At the core of SBF's grift was the notion that stealing money from Canadian pensioners was justified if that money was spent reducing the odds of an x-event. After all, the end of humanity in the next century would eliminate trillions of potential lives, so some short-term suffering today is easily tolerated. Simple utilitarian logic would dictate that we should sacrifice well-being today if we can prove that those resources have a positive expected value. 

I think anyone making an extraordinary claim needs equally extraordinary evidence to back it. That doesn't mean x-risk isn't theoretically possible. 

Let's put it this way--if I said there was a chance that life on Earth could be wiped out by an asteroid, few would argue against it since we know the base rate of asteroids hitting Earth is non-zero. We could argue about the odds of getting hit by an asteroid in any given year, but we wouldn't argue over the very notion. And we could similarly argue over the right level of funding to scan deep space for potential Earth-destroyers, though we wouldn't argue over the merits of the enterprise in the first place. 

That is very different than me claiming with confidence that there is a 25% chance humanity perishes from an asteroid in the next 20 years. And along with this claim I recommend we stop all infrastructure projects globally and direct resources to interstellar lifeboats. You'd rightly ask for concrete evidence in the face of this claim. 

The latter is what I hear from AGI alarmists.  

I like humility. I wish AI advocates had more of it too. I agree that forecasting risk beyond five years is hard. It is the burden of advocates to demonstrate that what they want to do has acceptable risks of harm over the 10 to 100 year period, not skeptics' burden to prove non-safety or non-benefience.

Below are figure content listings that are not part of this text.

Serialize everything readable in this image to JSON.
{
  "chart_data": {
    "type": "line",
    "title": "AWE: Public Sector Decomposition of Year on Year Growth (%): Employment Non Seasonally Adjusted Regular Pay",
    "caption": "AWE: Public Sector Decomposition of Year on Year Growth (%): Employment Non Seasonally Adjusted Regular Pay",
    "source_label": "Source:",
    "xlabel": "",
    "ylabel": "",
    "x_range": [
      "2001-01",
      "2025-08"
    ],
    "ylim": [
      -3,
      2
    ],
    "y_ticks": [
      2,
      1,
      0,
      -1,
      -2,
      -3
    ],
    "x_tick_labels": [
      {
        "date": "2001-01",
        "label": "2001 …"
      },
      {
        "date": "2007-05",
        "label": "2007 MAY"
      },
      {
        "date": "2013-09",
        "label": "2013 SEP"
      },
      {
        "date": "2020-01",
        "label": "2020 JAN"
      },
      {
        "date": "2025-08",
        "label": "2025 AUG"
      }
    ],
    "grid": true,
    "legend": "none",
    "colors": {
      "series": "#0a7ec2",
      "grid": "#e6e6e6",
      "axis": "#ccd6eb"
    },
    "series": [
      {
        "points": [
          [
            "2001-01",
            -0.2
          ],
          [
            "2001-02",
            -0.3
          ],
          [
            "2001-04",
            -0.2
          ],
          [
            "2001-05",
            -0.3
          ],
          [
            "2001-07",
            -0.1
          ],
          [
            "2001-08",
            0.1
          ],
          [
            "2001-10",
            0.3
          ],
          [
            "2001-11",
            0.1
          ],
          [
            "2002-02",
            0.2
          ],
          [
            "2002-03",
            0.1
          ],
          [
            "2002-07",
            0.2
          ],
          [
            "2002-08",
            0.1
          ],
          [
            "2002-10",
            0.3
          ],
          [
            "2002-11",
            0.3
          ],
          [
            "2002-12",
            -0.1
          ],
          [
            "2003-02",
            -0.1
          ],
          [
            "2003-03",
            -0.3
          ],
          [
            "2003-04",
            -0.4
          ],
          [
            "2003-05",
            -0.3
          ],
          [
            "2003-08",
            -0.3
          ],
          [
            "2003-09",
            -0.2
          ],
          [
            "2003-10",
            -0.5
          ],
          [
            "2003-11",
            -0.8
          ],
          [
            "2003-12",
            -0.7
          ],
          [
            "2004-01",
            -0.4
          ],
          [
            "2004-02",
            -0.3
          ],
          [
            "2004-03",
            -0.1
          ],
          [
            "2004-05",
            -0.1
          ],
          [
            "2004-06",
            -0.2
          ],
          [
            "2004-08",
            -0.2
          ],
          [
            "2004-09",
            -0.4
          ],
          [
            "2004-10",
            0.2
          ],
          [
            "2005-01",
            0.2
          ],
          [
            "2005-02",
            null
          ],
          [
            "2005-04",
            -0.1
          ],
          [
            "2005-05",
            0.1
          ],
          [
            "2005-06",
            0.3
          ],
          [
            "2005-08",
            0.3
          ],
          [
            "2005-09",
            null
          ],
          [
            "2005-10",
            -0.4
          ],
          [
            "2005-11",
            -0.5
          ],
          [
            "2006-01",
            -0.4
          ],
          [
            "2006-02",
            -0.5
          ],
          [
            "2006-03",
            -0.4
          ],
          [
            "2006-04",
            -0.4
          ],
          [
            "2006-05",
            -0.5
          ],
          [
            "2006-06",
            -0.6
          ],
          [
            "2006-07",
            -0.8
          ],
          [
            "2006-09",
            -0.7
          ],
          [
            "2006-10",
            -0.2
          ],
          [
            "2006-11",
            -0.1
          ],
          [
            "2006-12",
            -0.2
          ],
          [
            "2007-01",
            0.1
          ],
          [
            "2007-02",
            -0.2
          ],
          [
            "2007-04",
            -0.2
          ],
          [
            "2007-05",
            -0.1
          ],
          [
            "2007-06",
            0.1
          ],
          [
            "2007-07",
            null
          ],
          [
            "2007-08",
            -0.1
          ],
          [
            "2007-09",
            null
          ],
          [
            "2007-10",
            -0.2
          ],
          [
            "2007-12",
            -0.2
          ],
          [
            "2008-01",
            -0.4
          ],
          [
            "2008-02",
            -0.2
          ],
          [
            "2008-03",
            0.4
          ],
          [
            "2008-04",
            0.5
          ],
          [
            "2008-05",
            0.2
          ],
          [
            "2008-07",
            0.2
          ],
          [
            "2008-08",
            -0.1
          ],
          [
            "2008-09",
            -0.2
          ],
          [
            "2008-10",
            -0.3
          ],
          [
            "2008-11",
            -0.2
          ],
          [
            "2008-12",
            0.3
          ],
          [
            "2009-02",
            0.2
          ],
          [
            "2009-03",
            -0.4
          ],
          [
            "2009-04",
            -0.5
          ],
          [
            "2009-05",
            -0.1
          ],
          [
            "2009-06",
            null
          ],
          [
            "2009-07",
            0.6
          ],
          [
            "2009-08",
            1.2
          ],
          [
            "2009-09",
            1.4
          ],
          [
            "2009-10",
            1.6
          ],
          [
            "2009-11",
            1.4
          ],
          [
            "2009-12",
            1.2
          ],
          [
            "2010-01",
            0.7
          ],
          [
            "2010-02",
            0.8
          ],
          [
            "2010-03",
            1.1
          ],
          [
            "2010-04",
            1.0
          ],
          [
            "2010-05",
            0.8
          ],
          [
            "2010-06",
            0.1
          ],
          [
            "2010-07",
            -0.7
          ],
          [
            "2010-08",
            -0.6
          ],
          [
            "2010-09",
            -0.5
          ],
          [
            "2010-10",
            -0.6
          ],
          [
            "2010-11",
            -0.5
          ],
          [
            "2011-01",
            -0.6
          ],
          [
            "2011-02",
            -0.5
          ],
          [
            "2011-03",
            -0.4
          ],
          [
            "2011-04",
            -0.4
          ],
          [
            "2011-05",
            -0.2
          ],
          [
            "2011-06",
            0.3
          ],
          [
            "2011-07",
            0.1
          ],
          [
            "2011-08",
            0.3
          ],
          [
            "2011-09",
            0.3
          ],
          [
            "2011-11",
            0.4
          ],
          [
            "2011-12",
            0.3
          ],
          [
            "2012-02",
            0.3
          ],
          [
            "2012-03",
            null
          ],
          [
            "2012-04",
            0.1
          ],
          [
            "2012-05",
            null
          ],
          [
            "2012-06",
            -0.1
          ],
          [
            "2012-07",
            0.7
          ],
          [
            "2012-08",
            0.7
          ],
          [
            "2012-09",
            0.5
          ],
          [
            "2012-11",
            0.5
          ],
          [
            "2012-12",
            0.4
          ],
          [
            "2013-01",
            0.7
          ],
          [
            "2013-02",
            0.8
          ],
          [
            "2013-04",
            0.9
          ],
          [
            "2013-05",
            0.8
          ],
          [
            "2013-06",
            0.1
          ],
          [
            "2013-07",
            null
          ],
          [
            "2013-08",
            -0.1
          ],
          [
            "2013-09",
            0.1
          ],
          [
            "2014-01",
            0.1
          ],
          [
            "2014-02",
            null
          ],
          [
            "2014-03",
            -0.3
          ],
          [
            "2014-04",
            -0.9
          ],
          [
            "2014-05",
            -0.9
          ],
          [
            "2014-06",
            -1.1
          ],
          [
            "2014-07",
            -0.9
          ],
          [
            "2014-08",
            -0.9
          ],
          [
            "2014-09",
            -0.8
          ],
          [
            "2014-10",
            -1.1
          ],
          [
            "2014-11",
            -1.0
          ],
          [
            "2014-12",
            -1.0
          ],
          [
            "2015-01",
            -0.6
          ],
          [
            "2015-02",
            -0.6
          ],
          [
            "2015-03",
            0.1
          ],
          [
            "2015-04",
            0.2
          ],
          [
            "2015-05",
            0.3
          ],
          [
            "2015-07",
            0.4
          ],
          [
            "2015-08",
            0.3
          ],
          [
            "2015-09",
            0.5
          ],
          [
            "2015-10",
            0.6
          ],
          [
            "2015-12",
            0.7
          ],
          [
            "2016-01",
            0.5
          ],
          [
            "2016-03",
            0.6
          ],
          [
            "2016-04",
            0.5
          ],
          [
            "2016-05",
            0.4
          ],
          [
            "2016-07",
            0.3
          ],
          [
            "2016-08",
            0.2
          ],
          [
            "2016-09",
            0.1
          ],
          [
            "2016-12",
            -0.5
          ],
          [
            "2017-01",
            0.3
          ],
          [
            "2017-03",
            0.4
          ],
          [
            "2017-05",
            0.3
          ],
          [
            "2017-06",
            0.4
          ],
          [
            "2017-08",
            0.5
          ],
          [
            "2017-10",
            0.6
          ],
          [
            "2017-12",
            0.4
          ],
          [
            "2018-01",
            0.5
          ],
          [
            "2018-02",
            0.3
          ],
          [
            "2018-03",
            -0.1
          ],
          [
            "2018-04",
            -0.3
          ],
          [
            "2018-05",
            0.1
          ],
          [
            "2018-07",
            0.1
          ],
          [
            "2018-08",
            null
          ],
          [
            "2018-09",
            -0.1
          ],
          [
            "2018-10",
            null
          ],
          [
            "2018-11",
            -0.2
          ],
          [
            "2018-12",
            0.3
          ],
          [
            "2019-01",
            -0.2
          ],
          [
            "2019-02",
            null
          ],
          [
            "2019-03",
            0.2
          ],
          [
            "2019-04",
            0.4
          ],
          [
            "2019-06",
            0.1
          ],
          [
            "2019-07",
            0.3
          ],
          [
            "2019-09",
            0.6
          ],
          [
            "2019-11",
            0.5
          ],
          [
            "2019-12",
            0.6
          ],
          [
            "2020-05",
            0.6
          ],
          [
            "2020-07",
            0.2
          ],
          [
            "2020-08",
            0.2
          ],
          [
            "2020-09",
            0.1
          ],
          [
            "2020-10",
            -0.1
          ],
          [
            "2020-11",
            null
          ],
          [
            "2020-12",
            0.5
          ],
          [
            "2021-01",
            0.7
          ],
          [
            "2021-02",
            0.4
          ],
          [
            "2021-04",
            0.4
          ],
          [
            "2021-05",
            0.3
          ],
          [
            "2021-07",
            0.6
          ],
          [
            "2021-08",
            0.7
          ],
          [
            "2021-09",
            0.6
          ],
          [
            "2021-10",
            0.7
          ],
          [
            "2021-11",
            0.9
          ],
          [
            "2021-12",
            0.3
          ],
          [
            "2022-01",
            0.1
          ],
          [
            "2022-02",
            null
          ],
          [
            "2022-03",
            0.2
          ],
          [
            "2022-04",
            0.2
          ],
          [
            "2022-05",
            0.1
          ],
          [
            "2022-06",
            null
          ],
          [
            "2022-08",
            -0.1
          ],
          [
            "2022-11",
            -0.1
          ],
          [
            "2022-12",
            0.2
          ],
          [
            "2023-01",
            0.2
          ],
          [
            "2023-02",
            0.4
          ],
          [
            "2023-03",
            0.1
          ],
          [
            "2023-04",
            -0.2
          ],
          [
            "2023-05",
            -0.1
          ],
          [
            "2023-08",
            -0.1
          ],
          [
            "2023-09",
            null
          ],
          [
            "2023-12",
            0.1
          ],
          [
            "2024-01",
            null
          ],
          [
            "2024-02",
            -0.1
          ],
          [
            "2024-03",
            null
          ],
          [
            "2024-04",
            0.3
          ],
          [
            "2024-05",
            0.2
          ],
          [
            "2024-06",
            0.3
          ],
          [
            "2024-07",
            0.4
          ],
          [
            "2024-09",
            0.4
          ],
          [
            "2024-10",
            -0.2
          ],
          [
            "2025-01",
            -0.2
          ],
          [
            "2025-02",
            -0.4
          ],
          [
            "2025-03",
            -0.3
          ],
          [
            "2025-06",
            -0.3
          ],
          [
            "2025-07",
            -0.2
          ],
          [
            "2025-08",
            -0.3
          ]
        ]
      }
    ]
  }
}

Exactly, the burden of proof lies with those who make the claim. 

I hope EA is able to get back to the basics of doing the most real-world good with limited resources rather than utilitarian nonsense of saving trillions of theoretical future humans. 

It's not utilitarian nonsense to think about large numbers of loved ones. There are trillions of fish in the oceans, and we have the chance to make their lives so much better!


Agreed! My comment was as aimed at the absurd conclusions one makes when weighing the tradeoffs we make today against trillions of unborn humans. That logic leads to extreme positions.